In some cases, denied beneficiaries contact their state’s department of insurance or attorney general to take advantage of their expertise in insurance navigation. As some states employ insurance appeals specialists, state-level representation carries substantial weight.
When you need to get an attorney
“As soon as you get a denial or have not received a favorable result,” said plaintiff’s insurance attorney Spain, “you need to reach out to a contingency lawyer.”
Spain, who practices at the Orlando firm of Morgan & Morgan, said understanding the intricacies of insurance and how policies work gives plaintiffs an advantage over pro se representation.
“You can absolutely set back your case by trying to do it yourself,” he said.
Spain and other plaintiff insurance lawyers see potential clients and examine their case for appealing at no charge. When a legitimate case presents itself, these contingency lawyers provide representation their clients finance with a portion of any settlements won.
And while Spain boasts a success rate at trial of close to 100 percent, that’s not his first choice.
“I’ve resolved many cases simply by putting together the right records, the right arguments, the right case law and a letter explaining the position to the insurer,” he said. “Of course, then they know you’re serious, too.”
How to prevent having a claim denied
Of course, avoiding claim denials provides the most desired outcome for the policyholder and the beneficiary. Best practices to avoid a denied claim center on the policyholder’s approach to the insurance application. Specific considerations include:
- Application responses— thorough responses around health and health-related behaviors, including the occasional cigarette, prescription or other medications and risky hobbies
- Application understanding around terms and conditions— clarity around the conditions in which insurers pay the death benefit and the conditions in which they pay no benefit
- Application review— read and re-read the completed application as filled out by the agent
Frequently asked questions
What is the best life insurance?
Determining the best life insurance involves multiple moving parts that entail personal situations and desires. In other words, it depends.

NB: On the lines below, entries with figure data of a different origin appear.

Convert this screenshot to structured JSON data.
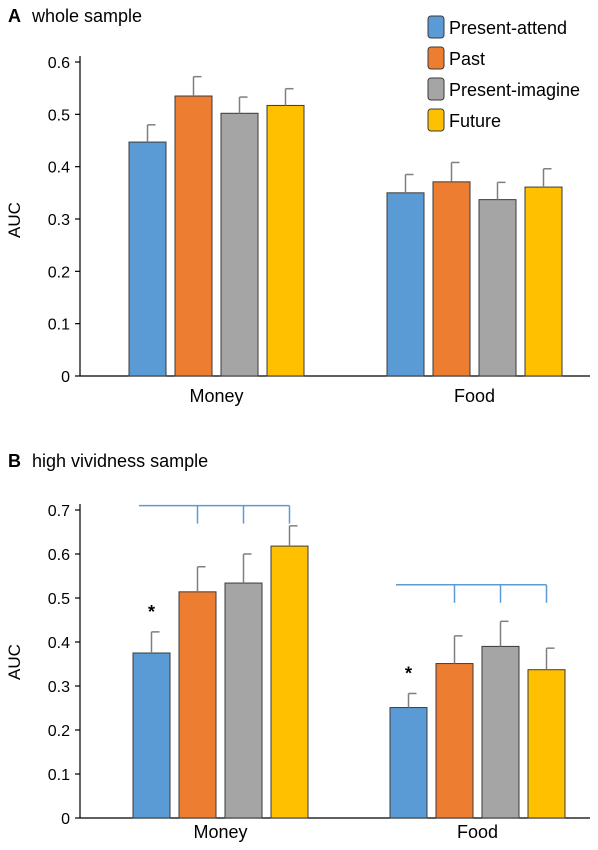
{
  "chart_data": [
    {
      "type": "bar",
      "panel_letter": "A",
      "title": "whole sample",
      "ylabel": "AUC",
      "ylim": [
        0,
        0.6
      ],
      "yticks": [
        "0",
        "0.1",
        "0.2",
        "0.3",
        "0.4",
        "0.5",
        "0.6"
      ],
      "categories": [
        "Money",
        "Food"
      ],
      "series": [
        {
          "name": "Present-attend",
          "color": "#5b9bd5",
          "values": [
            0.447,
            0.35
          ],
          "errors": [
            0.033,
            0.035
          ]
        },
        {
          "name": "Past",
          "color": "#ed7d31",
          "values": [
            0.535,
            0.371
          ],
          "errors": [
            0.037,
            0.037
          ]
        },
        {
          "name": "Present-imagine",
          "color": "#a5a5a5",
          "values": [
            0.502,
            0.337
          ],
          "errors": [
            0.031,
            0.033
          ]
        },
        {
          "name": "Future",
          "color": "#ffc000",
          "values": [
            0.517,
            0.361
          ],
          "errors": [
            0.032,
            0.035
          ]
        }
      ],
      "legend": "top-right",
      "grid": false
    },
    {
      "type": "bar",
      "panel_letter": "B",
      "title": "high vividness sample",
      "ylabel": "AUC",
      "ylim": [
        0,
        0.7
      ],
      "yticks": [
        "0",
        "0.1",
        "0.2",
        "0.3",
        "0.4",
        "0.5",
        "0.6",
        "0.7"
      ],
      "categories": [
        "Money",
        "Food"
      ],
      "series": [
        {
          "name": "Present-attend",
          "color": "#5b9bd5",
          "values": [
            0.375,
            0.251
          ],
          "errors": [
            0.048,
            0.032
          ]
        },
        {
          "name": "Past",
          "color": "#ed7d31",
          "values": [
            0.514,
            0.351
          ],
          "errors": [
            0.057,
            0.063
          ]
        },
        {
          "name": "Present-imagine",
          "color": "#a5a5a5",
          "values": [
            0.534,
            0.39
          ],
          "errors": [
            0.066,
            0.057
          ]
        },
        {
          "name": "Future",
          "color": "#ffc000",
          "values": [
            0.618,
            0.337
          ],
          "errors": [
            0.046,
            0.049
          ]
        }
      ],
      "annotations": [
        {
          "text": "*",
          "category": "Money",
          "series": "Present-attend"
        },
        {
          "text": "*",
          "category": "Food",
          "series": "Present-attend"
        }
      ],
      "significance_brackets": [
        {
          "category": "Money",
          "from_series": "Present-attend",
          "to_series": [
            "Past",
            "Present-imagine",
            "Future"
          ],
          "level": 0.71
        },
        {
          "category": "Food",
          "from_series": "Present-attend",
          "to_series": [
            "Past",
            "Present-imagine",
            "Future"
          ],
          "level": 0.53
        }
      ],
      "grid": false
    }
  ]
}
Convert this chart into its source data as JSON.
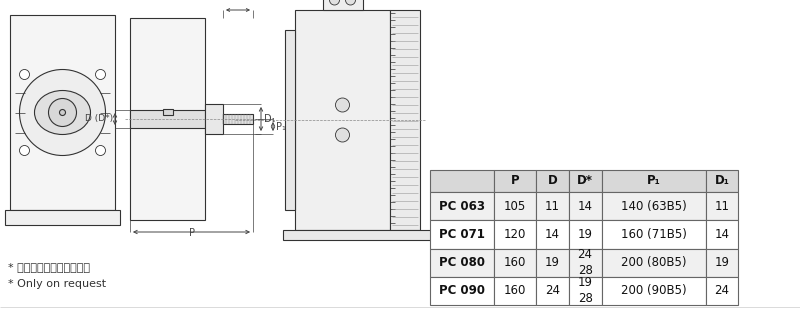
{
  "table_headers": [
    "",
    "P",
    "D",
    "D*",
    "P₁",
    "D₁"
  ],
  "table_rows": [
    [
      "PC 063",
      "105",
      "11",
      "14",
      "140 (63B5)",
      "11"
    ],
    [
      "PC 071",
      "120",
      "14",
      "19",
      "160 (71B5)",
      "14"
    ],
    [
      "PC 080",
      "160",
      "19",
      "24\n28",
      "200 (80B5)",
      "19"
    ],
    [
      "PC 090",
      "160",
      "24",
      "19\n28",
      "200 (90B5)",
      "24"
    ]
  ],
  "footnote_cn": "* 非标产品，订单时请说明",
  "footnote_en": "* Only on request",
  "bg_color": "#ffffff",
  "line_color": "#333333",
  "header_bg": "#d8d8d8",
  "row_bg_alt": "#f0f0f0",
  "row_bg": "#ffffff"
}
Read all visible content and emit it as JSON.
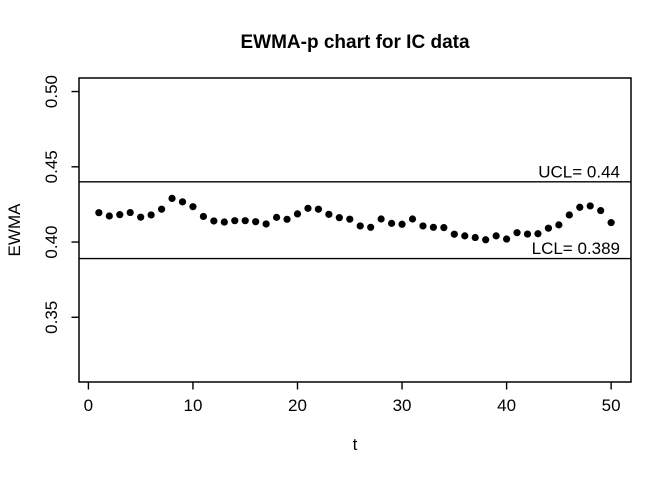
{
  "chart_data": {
    "type": "scatter",
    "title": "EWMA-p chart for IC data",
    "xlabel": "t",
    "ylabel": "EWMA",
    "x": [
      1,
      2,
      3,
      4,
      5,
      6,
      7,
      8,
      9,
      10,
      11,
      12,
      13,
      14,
      15,
      16,
      17,
      18,
      19,
      20,
      21,
      22,
      23,
      24,
      25,
      26,
      27,
      28,
      29,
      30,
      31,
      32,
      33,
      34,
      35,
      36,
      37,
      38,
      39,
      40,
      41,
      42,
      43,
      44,
      45,
      46,
      47,
      48,
      49,
      50
    ],
    "values": [
      0.4195,
      0.4173,
      0.4182,
      0.4196,
      0.4165,
      0.418,
      0.4218,
      0.429,
      0.4267,
      0.4235,
      0.417,
      0.414,
      0.4133,
      0.4142,
      0.4142,
      0.4135,
      0.412,
      0.4164,
      0.4151,
      0.4187,
      0.4224,
      0.4218,
      0.4184,
      0.4162,
      0.4152,
      0.4107,
      0.4098,
      0.4153,
      0.4124,
      0.4118,
      0.4153,
      0.4107,
      0.4098,
      0.4096,
      0.4052,
      0.4041,
      0.403,
      0.4015,
      0.4041,
      0.402,
      0.4062,
      0.4053,
      0.4055,
      0.4092,
      0.4114,
      0.418,
      0.4231,
      0.424,
      0.4209,
      0.4129
    ],
    "ucl": {
      "value": 0.44,
      "label": "UCL= 0.44"
    },
    "lcl": {
      "value": 0.389,
      "label": "LCL= 0.389"
    },
    "x_ticks": [
      0,
      10,
      20,
      30,
      40,
      50
    ],
    "y_ticks": [
      0.35,
      0.4,
      0.45,
      0.5
    ],
    "y_tick_labels": [
      "0.35",
      "0.40",
      "0.45",
      "0.50"
    ],
    "xlim": [
      -0.9,
      51.9
    ],
    "ylim": [
      0.307,
      0.509
    ],
    "grid": false,
    "legend": "none",
    "point_color": "#000000",
    "line_color": "#000000",
    "background": "#ffffff"
  }
}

Considerations when choosing a life insurance company includes the company’s history, its reputation for customer service, its financial stability and its pricing. These factors ultimately yield the customer experience and the policy value.
What kind of medical exams requirements exist around the purchase of life insurance?
A life insurance medical exam requires a basic physical exam including weight and height measurements and a blood pressure check. The medical examiner will also ask for prior medical exams and history and urine and blood samples.
What factors best determine if an insurer pays the death benefit?
On the assumption that no issues exist in terms of a policyholder’s life insurance application and that no contestability issues come into play, financial stability plays a key factor in an heir’s receipt of a death benefit.
AM Best and Demotech offer ratings and information about insurers’ financial stability.